The budgetary savings these changes generate are significant and should be redistributed to closing the needs-based funding gap.

We propose additional changes to funding arrangements to ensure all schools reach target funding levels within six years. 

Plan for overfunded schools

For overfunded schools, we recommend freezing the growth of per student funding until they return to their target funding level. 

For example, a school that is over-funded by 10% would receive no funding growth per student for four years, at which time it has returned to target and would then recieve normal funding growth. 

This requires over-turning the Gillard government’s promise that “no school will lose a dollar”. If no school loses a dollar, some overfunded schools will take more than a century (if ever) to return to target funding levels. 

There is no doubt that this is politically challenging. 

The independent schools lobby warned the Turnbull government not to treat it as an “easy target” after education minister Simon Birmingham flagged the idea on ABC’s Q&A show in September

Yet, even with a freeze on indexation, many schools will take decades to return to target levels, because some schools are funded nearly three times as much as the formula says. A list was published recently in the Sydney Morning Herald. 

For these highly overfunded schools we recommend year-on-year funding cuts over six years from 2018 to 2023 to spread the impact and ensure all schools reach 95-100% of their target funding levels by 2023. 

While tough, these schools have been receiving far more than they need and the change will be easier for them to manage in a low inflation environment.

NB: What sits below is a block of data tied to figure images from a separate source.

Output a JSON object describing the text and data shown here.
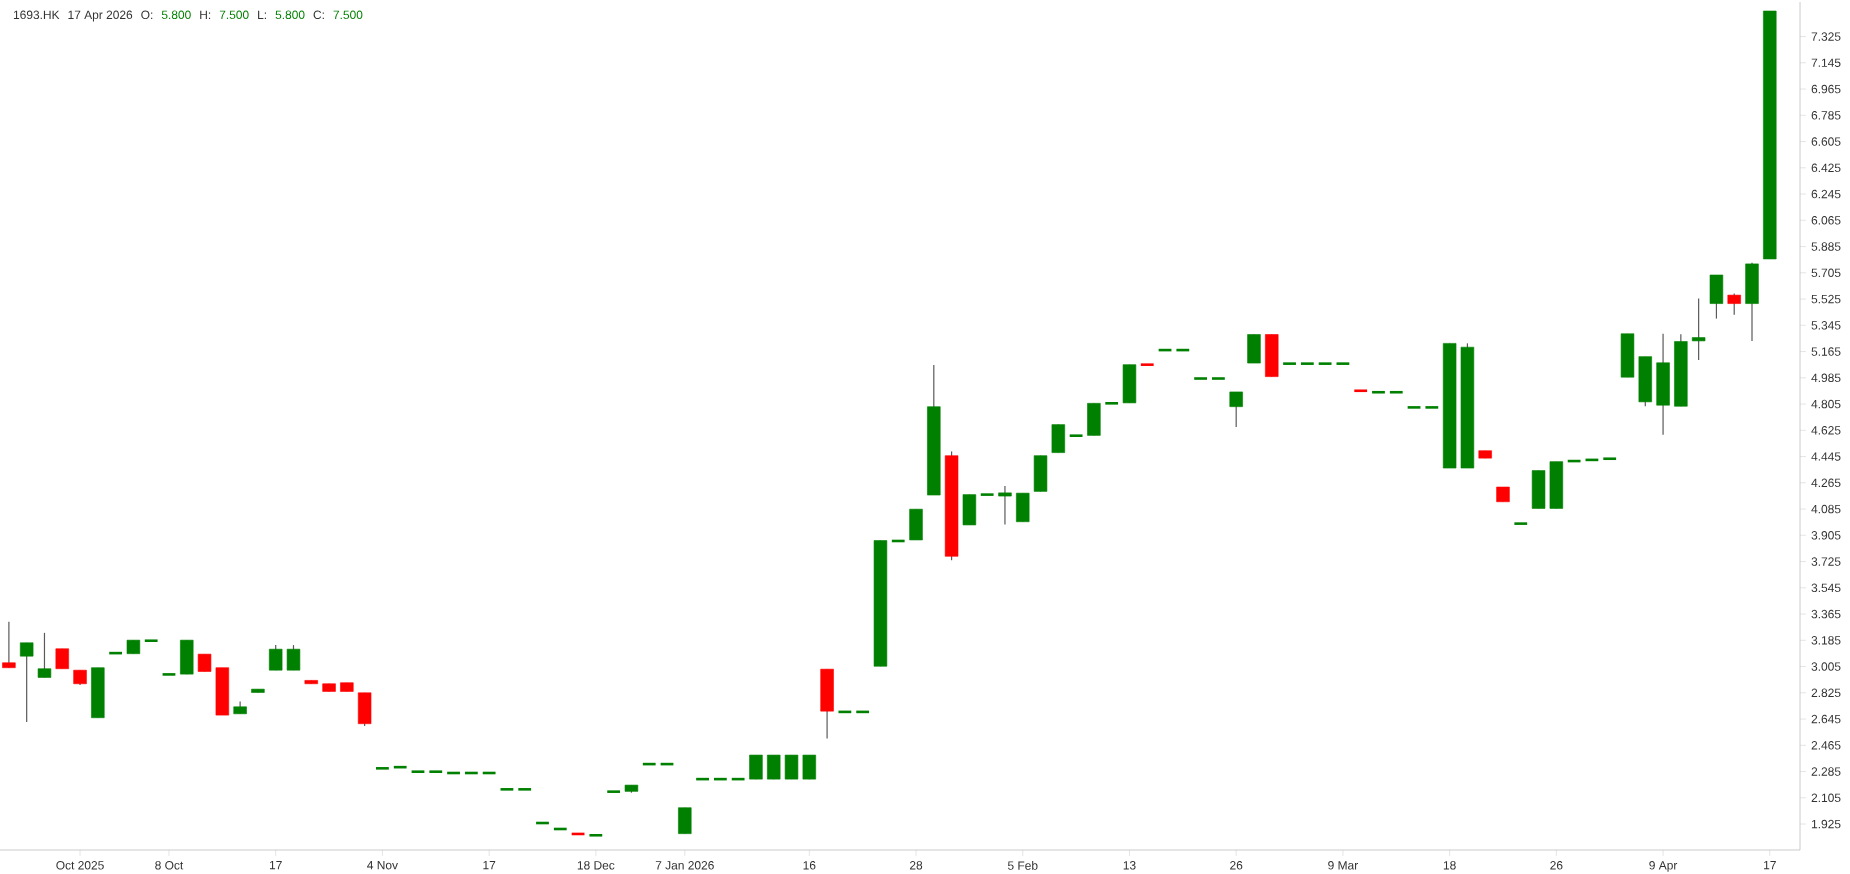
{
  "chart_data": {
    "type": "candlestick",
    "title": "1693.HK",
    "annotations": [
      "17 Apr 2026",
      "O:",
      "5.800",
      "H:",
      "7.500",
      "L:",
      "5.800",
      "C:",
      "7.500"
    ],
    "categories": [
      null,
      null,
      null,
      null,
      "Oct 2025",
      null,
      null,
      null,
      null,
      "8 Oct",
      null,
      null,
      null,
      null,
      null,
      "17",
      null,
      null,
      null,
      null,
      null,
      "4 Nov",
      null,
      null,
      null,
      null,
      null,
      "17",
      null,
      null,
      null,
      null,
      null,
      "18 Dec",
      null,
      null,
      null,
      null,
      "7 Jan 2026",
      null,
      null,
      null,
      null,
      null,
      null,
      "16",
      null,
      null,
      null,
      null,
      null,
      "28",
      null,
      null,
      null,
      null,
      null,
      "5 Feb",
      null,
      null,
      null,
      null,
      null,
      "13",
      null,
      null,
      null,
      null,
      null,
      "26",
      null,
      null,
      null,
      null,
      null,
      "9 Mar",
      null,
      null,
      null,
      null,
      null,
      "18",
      null,
      null,
      null,
      null,
      null,
      "26",
      null,
      null,
      null,
      null,
      null,
      "9 Apr",
      null,
      null,
      null,
      null,
      null,
      "17"
    ],
    "ohlc": [
      [
        3.031,
        3.312,
        2.997,
        2.997
      ],
      [
        3.076,
        3.168,
        2.624,
        3.168
      ],
      [
        2.93,
        3.236,
        2.93,
        2.99
      ],
      [
        3.127,
        3.127,
        2.99,
        2.99
      ],
      [
        2.98,
        2.98,
        2.878,
        2.887
      ],
      [
        2.654,
        2.997,
        2.654,
        2.997
      ],
      [
        3.097,
        3.097,
        3.097,
        3.097
      ],
      [
        3.093,
        3.186,
        3.093,
        3.186
      ],
      [
        3.182,
        3.182,
        3.182,
        3.182
      ],
      [
        2.951,
        2.951,
        2.951,
        2.951
      ],
      [
        2.953,
        3.186,
        2.953,
        3.186
      ],
      [
        3.09,
        3.09,
        2.971,
        2.971
      ],
      [
        2.997,
        2.997,
        2.672,
        2.672
      ],
      [
        2.681,
        2.766,
        2.681,
        2.729
      ],
      [
        2.827,
        2.85,
        2.827,
        2.85
      ],
      [
        2.98,
        3.152,
        2.98,
        3.124
      ],
      [
        2.98,
        3.152,
        2.98,
        3.124
      ],
      [
        2.91,
        2.91,
        2.887,
        2.887
      ],
      [
        2.887,
        2.887,
        2.834,
        2.834
      ],
      [
        2.894,
        2.894,
        2.834,
        2.834
      ],
      [
        2.825,
        2.825,
        2.597,
        2.613
      ],
      [
        2.307,
        2.307,
        2.307,
        2.307
      ],
      [
        2.315,
        2.315,
        2.315,
        2.315
      ],
      [
        2.284,
        2.284,
        2.284,
        2.284
      ],
      [
        2.284,
        2.284,
        2.284,
        2.284
      ],
      [
        2.275,
        2.275,
        2.275,
        2.275
      ],
      [
        2.275,
        2.275,
        2.275,
        2.275
      ],
      [
        2.275,
        2.275,
        2.275,
        2.275
      ],
      [
        2.163,
        2.163,
        2.163,
        2.163
      ],
      [
        2.163,
        2.163,
        2.163,
        2.163
      ],
      [
        1.932,
        1.932,
        1.932,
        1.932
      ],
      [
        1.891,
        1.891,
        1.891,
        1.891
      ],
      [
        1.857,
        1.857,
        1.857,
        1.857
      ],
      [
        1.848,
        1.848,
        1.848,
        1.848
      ],
      [
        2.147,
        2.147,
        2.147,
        2.147
      ],
      [
        2.149,
        2.192,
        2.14,
        2.192
      ],
      [
        2.336,
        2.336,
        2.336,
        2.336
      ],
      [
        2.336,
        2.336,
        2.336,
        2.336
      ],
      [
        1.859,
        2.037,
        1.859,
        2.037
      ],
      [
        2.233,
        2.233,
        2.233,
        2.233
      ],
      [
        2.233,
        2.233,
        2.233,
        2.233
      ],
      [
        2.233,
        2.233,
        2.233,
        2.233
      ],
      [
        2.233,
        2.398,
        2.233,
        2.398
      ],
      [
        2.233,
        2.398,
        2.233,
        2.398
      ],
      [
        2.233,
        2.398,
        2.233,
        2.398
      ],
      [
        2.233,
        2.398,
        2.233,
        2.398
      ],
      [
        2.987,
        2.987,
        2.512,
        2.699
      ],
      [
        2.694,
        2.694,
        2.694,
        2.694
      ],
      [
        2.694,
        2.694,
        2.694,
        2.694
      ],
      [
        3.007,
        3.869,
        3.007,
        3.869
      ],
      [
        3.866,
        3.866,
        3.866,
        3.866
      ],
      [
        3.873,
        4.084,
        3.873,
        4.084
      ],
      [
        4.181,
        5.072,
        4.181,
        4.787
      ],
      [
        4.451,
        4.48,
        3.734,
        3.761
      ],
      [
        3.976,
        4.184,
        3.976,
        4.184
      ],
      [
        4.184,
        4.184,
        4.184,
        4.184
      ],
      [
        4.174,
        4.243,
        3.979,
        4.196
      ],
      [
        3.998,
        4.194,
        3.998,
        4.194
      ],
      [
        4.206,
        4.451,
        4.206,
        4.451
      ],
      [
        4.472,
        4.664,
        4.472,
        4.664
      ],
      [
        4.588,
        4.588,
        4.588,
        4.588
      ],
      [
        4.59,
        4.81,
        4.59,
        4.81
      ],
      [
        4.81,
        4.81,
        4.81,
        4.81
      ],
      [
        4.813,
        5.075,
        4.813,
        5.075
      ],
      [
        5.075,
        5.075,
        5.075,
        5.075
      ],
      [
        5.175,
        5.175,
        5.175,
        5.175
      ],
      [
        5.175,
        5.175,
        5.175,
        5.175
      ],
      [
        4.98,
        4.98,
        4.98,
        4.98
      ],
      [
        4.98,
        4.98,
        4.98,
        4.98
      ],
      [
        4.787,
        4.888,
        4.647,
        4.888
      ],
      [
        5.086,
        5.282,
        5.086,
        5.282
      ],
      [
        5.282,
        5.282,
        4.993,
        4.993
      ],
      [
        5.082,
        5.082,
        5.082,
        5.082
      ],
      [
        5.082,
        5.082,
        5.082,
        5.082
      ],
      [
        5.082,
        5.082,
        5.082,
        5.082
      ],
      [
        5.082,
        5.082,
        5.082,
        5.082
      ],
      [
        4.896,
        4.896,
        4.896,
        4.896
      ],
      [
        4.886,
        4.886,
        4.886,
        4.886
      ],
      [
        4.886,
        4.886,
        4.886,
        4.886
      ],
      [
        4.782,
        4.782,
        4.782,
        4.782
      ],
      [
        4.782,
        4.782,
        4.782,
        4.782
      ],
      [
        4.366,
        5.221,
        4.366,
        5.221
      ],
      [
        4.366,
        5.221,
        4.366,
        5.195
      ],
      [
        4.485,
        4.485,
        4.434,
        4.434
      ],
      [
        4.236,
        4.236,
        4.135,
        4.135
      ],
      [
        3.985,
        3.985,
        3.985,
        3.985
      ],
      [
        4.089,
        4.349,
        4.089,
        4.349
      ],
      [
        4.089,
        4.41,
        4.089,
        4.41
      ],
      [
        4.414,
        4.414,
        4.414,
        4.414
      ],
      [
        4.422,
        4.422,
        4.422,
        4.422
      ],
      [
        4.43,
        4.43,
        4.43,
        4.43
      ],
      [
        4.989,
        5.287,
        4.989,
        5.287
      ],
      [
        4.82,
        5.13,
        4.79,
        5.13
      ],
      [
        4.797,
        5.287,
        4.594,
        5.088
      ],
      [
        4.79,
        5.284,
        4.79,
        5.234
      ],
      [
        5.238,
        5.529,
        5.107,
        5.261
      ],
      [
        5.494,
        5.69,
        5.391,
        5.69
      ],
      [
        5.552,
        5.563,
        5.418,
        5.494
      ],
      [
        5.494,
        5.774,
        5.238,
        5.766
      ],
      [
        5.8,
        7.5,
        5.8,
        7.5
      ]
    ],
    "colors": [
      "#ff0000",
      "#008000",
      "#008000",
      "#ff0000",
      "#ff0000",
      "#008000",
      "#008000",
      "#008000",
      "#008000",
      "#008000",
      "#008000",
      "#ff0000",
      "#ff0000",
      "#008000",
      "#008000",
      "#008000",
      "#008000",
      "#ff0000",
      "#ff0000",
      "#ff0000",
      "#ff0000",
      "#008000",
      "#008000",
      "#008000",
      "#008000",
      "#008000",
      "#008000",
      "#008000",
      "#008000",
      "#008000",
      "#008000",
      "#008000",
      "#ff0000",
      "#008000",
      "#008000",
      "#008000",
      "#008000",
      "#008000",
      "#008000",
      "#008000",
      "#008000",
      "#008000",
      "#008000",
      "#008000",
      "#008000",
      "#008000",
      "#ff0000",
      "#008000",
      "#008000",
      "#008000",
      "#008000",
      "#008000",
      "#008000",
      "#ff0000",
      "#008000",
      "#008000",
      "#008000",
      "#008000",
      "#008000",
      "#008000",
      "#008000",
      "#008000",
      "#008000",
      "#008000",
      "#ff0000",
      "#008000",
      "#008000",
      "#008000",
      "#008000",
      "#008000",
      "#008000",
      "#ff0000",
      "#008000",
      "#008000",
      "#008000",
      "#008000",
      "#ff0000",
      "#008000",
      "#008000",
      "#008000",
      "#008000",
      "#008000",
      "#008000",
      "#ff0000",
      "#ff0000",
      "#008000",
      "#008000",
      "#008000",
      "#008000",
      "#008000",
      "#008000",
      "#008000",
      "#008000",
      "#008000",
      "#008000",
      "#008000",
      "#008000",
      "#ff0000",
      "#008000",
      "#008000"
    ],
    "ylim": [
      1.747,
      7.562
    ],
    "yticks": [
      1.925,
      2.105,
      2.285,
      2.465,
      2.645,
      2.825,
      3.005,
      3.185,
      3.365,
      3.545,
      3.725,
      3.905,
      4.085,
      4.265,
      4.445,
      4.625,
      4.805,
      4.985,
      5.165,
      5.345,
      5.525,
      5.705,
      5.885,
      6.065,
      6.245,
      6.425,
      6.605,
      6.785,
      6.965,
      7.145,
      7.325
    ]
  }
}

And the most over-funded schools typically have high fees and get the bulk of their revenue from parents, not from the government. They are not the struggling schools in the system.

Plan for underfunded schools

Meanwhile, schools that are under-funded will receive boosted indexation to help them catch up over time. Schools that are very under-funded (below 90% of their target) will require top-up payments spread over six years to reach their target funding by 2023. 

This will benefit schools in all sectors – in fact, some of the most under-funded schools in Australia are actually independent schools.

What does this mean for budgets?

The model will cost the Commonwealth exactly the same as the 2016 Budget over the next four years – and offers significant savings when compared to the funding arrangements under legislation. 

The implications however are very different for individual states and for each school sector in each state. 

Whether an individual state’s budget will be better or worse off under the model depends on the rate at which per student funding is growing at present (information not publicly available) and how well schools are currently funded compared to the target.

A state like Victoria with under-funded schools will need to step up under the model and spend more on their schools than they have in the past. But it will also receive more Commonwealth funding.

ACT government schools are currently over-funded schools, and the ACT could potentially bank savings under the compact. But it will also receive less Commonwealth funding.

Funding must improve teaching and learning

Fixing school funding arrangements – so that actual school funding matches target school funding – will help to maintain a fair and inclusive education system. 

But fixing school funding arrangements is only part of the battle. Just as importantly, schools must spend their funding well.

We need structures and approaches that will improve teaching quality to ensure school funding is well spent. 

To maximise student learning progress, teachers need to use evidence-based teaching practices in the classroom, including targeted teaching and the types of practices described by John Hattie in Visible Learning

We propose investing in teaching quality, through two new roles that recognise expertise in teaching.

Master Teachers and Instructional Leaders will work in and across schools to drive improvements in teaching effectiveness in their subject areas. These roles provide a mechanism for spreading the use of evidence-based teaching practices to all Australian classrooms.

The new model we propose is a circuit breaker. It aligns school funding to need, invests in teaching quality, and maintains most schools’ purchasing power, without breaking the budget.